Developing World Bioethics
- Discipline: Bioethics, philosophy
- Language: English
- Edited by: Debora Diniz, Udo Schüklenk

Publication details
- History: 2001–present
- Publisher: Wiley
- Frequency: Monthly
- Open access: Hybrid
- Impact factor: 2.2 (2022)

Standard abbreviations
- ISO 4: Dev. World Bioeth.

Indexing
- ISSN: 1471-8731 (print) 1471-8847 (web)
- OCLC no.: 47207188

Links
- Journal homepage; Online access; Online archive;

= Developing World Bioethics =

Developing World Bioethics is a monthly peer-reviewed academic journal published by Wiley. The editors-in-chief are Debora Diniz (University of Brazil) and Udo Schüklenk (Queen's University at Kingston). It is a companion journal of Bioethics and covers all aspects of bioethical issues in the developing world.

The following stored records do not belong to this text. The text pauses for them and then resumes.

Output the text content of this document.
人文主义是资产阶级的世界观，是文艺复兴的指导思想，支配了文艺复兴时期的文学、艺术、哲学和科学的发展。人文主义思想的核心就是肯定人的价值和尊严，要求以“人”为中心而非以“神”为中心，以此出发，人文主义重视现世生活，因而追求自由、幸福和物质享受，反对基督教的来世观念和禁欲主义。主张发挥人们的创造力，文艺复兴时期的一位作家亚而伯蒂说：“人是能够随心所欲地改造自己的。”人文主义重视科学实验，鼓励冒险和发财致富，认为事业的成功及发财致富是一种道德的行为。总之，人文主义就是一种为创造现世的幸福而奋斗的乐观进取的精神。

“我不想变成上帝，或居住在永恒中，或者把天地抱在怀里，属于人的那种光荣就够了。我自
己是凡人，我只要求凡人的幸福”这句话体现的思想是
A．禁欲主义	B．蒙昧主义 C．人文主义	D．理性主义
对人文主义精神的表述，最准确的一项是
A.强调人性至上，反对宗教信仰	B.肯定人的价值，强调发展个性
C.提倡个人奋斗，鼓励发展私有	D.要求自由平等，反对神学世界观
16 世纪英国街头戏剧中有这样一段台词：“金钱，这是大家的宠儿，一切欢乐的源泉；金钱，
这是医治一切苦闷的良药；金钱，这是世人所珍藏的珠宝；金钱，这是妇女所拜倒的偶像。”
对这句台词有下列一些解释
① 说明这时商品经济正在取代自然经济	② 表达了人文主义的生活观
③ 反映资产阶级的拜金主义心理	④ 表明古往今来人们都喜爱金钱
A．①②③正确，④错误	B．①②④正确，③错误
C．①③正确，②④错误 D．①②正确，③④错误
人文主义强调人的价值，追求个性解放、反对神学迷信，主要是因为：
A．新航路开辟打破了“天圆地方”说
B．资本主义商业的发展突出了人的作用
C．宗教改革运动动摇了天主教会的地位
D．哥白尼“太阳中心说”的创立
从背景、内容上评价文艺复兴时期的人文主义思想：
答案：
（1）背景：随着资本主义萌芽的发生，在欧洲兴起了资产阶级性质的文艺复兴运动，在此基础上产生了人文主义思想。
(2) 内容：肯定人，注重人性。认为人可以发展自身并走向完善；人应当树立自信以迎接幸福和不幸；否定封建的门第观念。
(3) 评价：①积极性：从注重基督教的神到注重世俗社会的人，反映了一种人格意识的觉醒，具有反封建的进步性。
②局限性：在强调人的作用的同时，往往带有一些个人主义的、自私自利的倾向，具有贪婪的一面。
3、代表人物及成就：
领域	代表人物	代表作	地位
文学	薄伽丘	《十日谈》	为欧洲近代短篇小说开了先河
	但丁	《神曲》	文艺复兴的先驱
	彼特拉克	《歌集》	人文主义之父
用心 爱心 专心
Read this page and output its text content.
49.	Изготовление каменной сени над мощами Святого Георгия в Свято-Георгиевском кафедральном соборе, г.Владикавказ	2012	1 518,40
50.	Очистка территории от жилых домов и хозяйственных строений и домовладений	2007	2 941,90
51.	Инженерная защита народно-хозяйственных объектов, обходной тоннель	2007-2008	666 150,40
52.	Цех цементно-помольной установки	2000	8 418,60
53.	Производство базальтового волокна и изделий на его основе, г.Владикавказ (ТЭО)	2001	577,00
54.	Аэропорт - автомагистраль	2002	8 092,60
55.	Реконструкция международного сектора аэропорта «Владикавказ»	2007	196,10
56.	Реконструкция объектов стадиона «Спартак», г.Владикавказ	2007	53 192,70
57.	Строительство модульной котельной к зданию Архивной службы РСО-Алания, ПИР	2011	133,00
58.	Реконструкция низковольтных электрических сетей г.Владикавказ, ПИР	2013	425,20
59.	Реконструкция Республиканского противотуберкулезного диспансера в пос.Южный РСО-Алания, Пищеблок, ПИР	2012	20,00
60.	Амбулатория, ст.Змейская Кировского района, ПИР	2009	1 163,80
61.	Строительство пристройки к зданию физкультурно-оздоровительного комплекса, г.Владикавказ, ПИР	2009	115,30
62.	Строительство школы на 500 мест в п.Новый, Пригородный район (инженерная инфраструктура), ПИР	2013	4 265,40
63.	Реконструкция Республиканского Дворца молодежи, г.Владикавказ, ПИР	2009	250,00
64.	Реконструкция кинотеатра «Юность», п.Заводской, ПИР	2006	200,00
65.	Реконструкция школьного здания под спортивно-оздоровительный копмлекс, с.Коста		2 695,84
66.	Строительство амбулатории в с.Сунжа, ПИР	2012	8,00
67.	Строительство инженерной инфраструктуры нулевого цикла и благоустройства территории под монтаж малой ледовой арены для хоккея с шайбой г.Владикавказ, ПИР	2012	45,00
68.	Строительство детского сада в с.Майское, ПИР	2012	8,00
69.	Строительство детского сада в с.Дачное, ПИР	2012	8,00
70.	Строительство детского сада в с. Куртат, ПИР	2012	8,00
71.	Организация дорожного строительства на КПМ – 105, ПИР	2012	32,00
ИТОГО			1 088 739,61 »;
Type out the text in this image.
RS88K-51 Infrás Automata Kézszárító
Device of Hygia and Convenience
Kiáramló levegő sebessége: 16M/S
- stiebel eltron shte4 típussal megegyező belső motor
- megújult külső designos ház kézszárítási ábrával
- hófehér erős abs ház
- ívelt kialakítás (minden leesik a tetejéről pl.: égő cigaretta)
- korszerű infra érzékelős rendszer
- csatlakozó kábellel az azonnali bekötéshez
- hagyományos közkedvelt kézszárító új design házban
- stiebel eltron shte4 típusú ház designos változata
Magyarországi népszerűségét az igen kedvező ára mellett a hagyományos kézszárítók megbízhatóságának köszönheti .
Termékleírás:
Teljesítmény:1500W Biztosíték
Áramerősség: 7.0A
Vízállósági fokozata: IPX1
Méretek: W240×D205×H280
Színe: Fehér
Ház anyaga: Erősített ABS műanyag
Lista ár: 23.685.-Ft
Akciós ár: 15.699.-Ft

==Abstracting and indexing==
The journal is abstracted and indexed in:

- CINAHL
- Current Contents/Social and Behavioral Sciences
- EBSCO databases
- Embase
- Index Medicus/MEDLINE/PubMed
- International Bibliography of the Social Sciences
- ProQuest databases
- PsycINFO
- Science Citation Index Expanded
- Scopus
- Social Sciences Citation Index

According to the Journal Citation Reports, the journal has a 2022 impact factor of 2.2.